Still, as is the way in a comic universe that saw the 1993 "death" of Superman, all is not lost for the hero, first introduced in 1941.

In an interview with Reuters, Marvel publisher Dan Buckley basically said it was Captain America's secret identity, not Captain America, who was the goner.

"This is the end of Steve Rogers, the meat-and-potatoes guy from 1941," Buckley told the wire service. "But Captain America is a costume, and there are other people who could take it over."

Rogers' demise comes amid declining book sales, unlike, you know, all those other times when characters were killed off at the peak of their popularity.

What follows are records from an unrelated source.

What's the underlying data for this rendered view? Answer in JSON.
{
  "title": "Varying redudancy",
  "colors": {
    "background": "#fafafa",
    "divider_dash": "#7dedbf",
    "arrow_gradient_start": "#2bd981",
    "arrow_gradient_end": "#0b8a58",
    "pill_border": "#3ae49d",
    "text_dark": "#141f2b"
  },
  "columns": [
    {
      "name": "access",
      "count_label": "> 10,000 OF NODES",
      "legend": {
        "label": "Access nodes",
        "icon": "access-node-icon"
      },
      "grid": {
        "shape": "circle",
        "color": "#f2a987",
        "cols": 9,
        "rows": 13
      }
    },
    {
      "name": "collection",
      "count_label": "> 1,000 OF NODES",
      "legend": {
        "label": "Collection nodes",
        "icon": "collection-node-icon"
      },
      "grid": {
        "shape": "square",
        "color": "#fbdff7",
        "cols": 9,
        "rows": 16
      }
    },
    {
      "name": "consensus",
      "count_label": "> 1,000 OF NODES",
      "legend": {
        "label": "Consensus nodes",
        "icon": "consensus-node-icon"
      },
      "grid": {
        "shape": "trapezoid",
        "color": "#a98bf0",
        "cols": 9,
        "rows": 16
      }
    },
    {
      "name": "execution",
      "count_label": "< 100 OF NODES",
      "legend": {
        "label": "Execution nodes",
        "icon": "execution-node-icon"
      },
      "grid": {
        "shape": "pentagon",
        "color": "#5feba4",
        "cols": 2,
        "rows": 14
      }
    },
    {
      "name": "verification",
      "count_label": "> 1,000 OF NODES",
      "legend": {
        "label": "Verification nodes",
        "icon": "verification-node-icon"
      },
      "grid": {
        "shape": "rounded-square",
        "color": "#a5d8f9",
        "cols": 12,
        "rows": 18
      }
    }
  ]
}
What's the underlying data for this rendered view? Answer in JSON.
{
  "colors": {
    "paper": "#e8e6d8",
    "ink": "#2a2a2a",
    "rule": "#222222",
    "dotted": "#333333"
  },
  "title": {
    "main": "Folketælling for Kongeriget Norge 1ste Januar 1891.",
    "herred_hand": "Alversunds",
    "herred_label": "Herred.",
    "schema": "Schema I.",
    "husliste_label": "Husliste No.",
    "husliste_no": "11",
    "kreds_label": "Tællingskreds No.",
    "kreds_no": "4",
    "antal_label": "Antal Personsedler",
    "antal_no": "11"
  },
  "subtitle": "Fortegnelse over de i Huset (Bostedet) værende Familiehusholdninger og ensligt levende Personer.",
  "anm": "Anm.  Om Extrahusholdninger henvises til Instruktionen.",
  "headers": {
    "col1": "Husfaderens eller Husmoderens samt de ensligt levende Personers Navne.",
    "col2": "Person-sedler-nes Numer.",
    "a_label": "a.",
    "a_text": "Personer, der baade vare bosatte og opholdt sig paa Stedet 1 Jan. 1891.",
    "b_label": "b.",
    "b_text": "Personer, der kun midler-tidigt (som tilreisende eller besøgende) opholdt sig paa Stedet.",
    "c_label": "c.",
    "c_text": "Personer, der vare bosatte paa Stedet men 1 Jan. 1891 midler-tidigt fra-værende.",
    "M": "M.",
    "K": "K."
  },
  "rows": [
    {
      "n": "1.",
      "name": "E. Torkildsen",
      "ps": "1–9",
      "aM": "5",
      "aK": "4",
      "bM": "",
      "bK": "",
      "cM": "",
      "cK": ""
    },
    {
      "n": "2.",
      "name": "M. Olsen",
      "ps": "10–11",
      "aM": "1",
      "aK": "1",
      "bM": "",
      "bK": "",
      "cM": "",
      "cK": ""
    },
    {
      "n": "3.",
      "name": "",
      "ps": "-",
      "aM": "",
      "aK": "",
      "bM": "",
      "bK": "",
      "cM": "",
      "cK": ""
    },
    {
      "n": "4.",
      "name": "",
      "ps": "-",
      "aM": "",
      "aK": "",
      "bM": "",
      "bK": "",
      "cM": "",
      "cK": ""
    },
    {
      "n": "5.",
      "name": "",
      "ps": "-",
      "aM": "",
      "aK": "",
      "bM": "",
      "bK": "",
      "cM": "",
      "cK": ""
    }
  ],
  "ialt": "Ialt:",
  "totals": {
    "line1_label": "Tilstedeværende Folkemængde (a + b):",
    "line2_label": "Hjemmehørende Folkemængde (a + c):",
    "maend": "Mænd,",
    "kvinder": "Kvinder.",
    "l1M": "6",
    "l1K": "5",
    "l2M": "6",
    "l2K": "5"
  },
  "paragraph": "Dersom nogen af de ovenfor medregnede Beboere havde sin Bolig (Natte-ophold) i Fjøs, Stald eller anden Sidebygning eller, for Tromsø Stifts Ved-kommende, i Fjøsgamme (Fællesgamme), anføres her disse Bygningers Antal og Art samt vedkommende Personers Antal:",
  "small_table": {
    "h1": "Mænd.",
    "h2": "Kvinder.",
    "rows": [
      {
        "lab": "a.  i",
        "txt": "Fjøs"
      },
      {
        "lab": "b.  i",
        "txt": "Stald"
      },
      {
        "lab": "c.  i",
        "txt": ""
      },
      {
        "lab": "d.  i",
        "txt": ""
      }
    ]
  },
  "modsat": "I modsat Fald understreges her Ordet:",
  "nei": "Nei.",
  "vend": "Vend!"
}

A veteran of the comic wars, Rogers has been left for dead before. In 1945, per Captain America's official Marvel biography, he and faithful pal Bucky were believed blown to bits by a bomb. It turned out Rogers was merely frozen alive and waiting to be thawed out in the 1960s by the supergroup known as the Avengers.

The latter-day incarnation of Captain America inspired a 1960s cartoon series, a 1979 TV movie and a barely released 1990 theatrical movie starring author J.D. Salinger's son.

The new Captain America movie is to be produced as part of Marvel's ambitious plan for 10 self-financed flicks. Filming on the first of these productions, Iron Man, is due to begin this month; Robert Downey Jr. is set to star.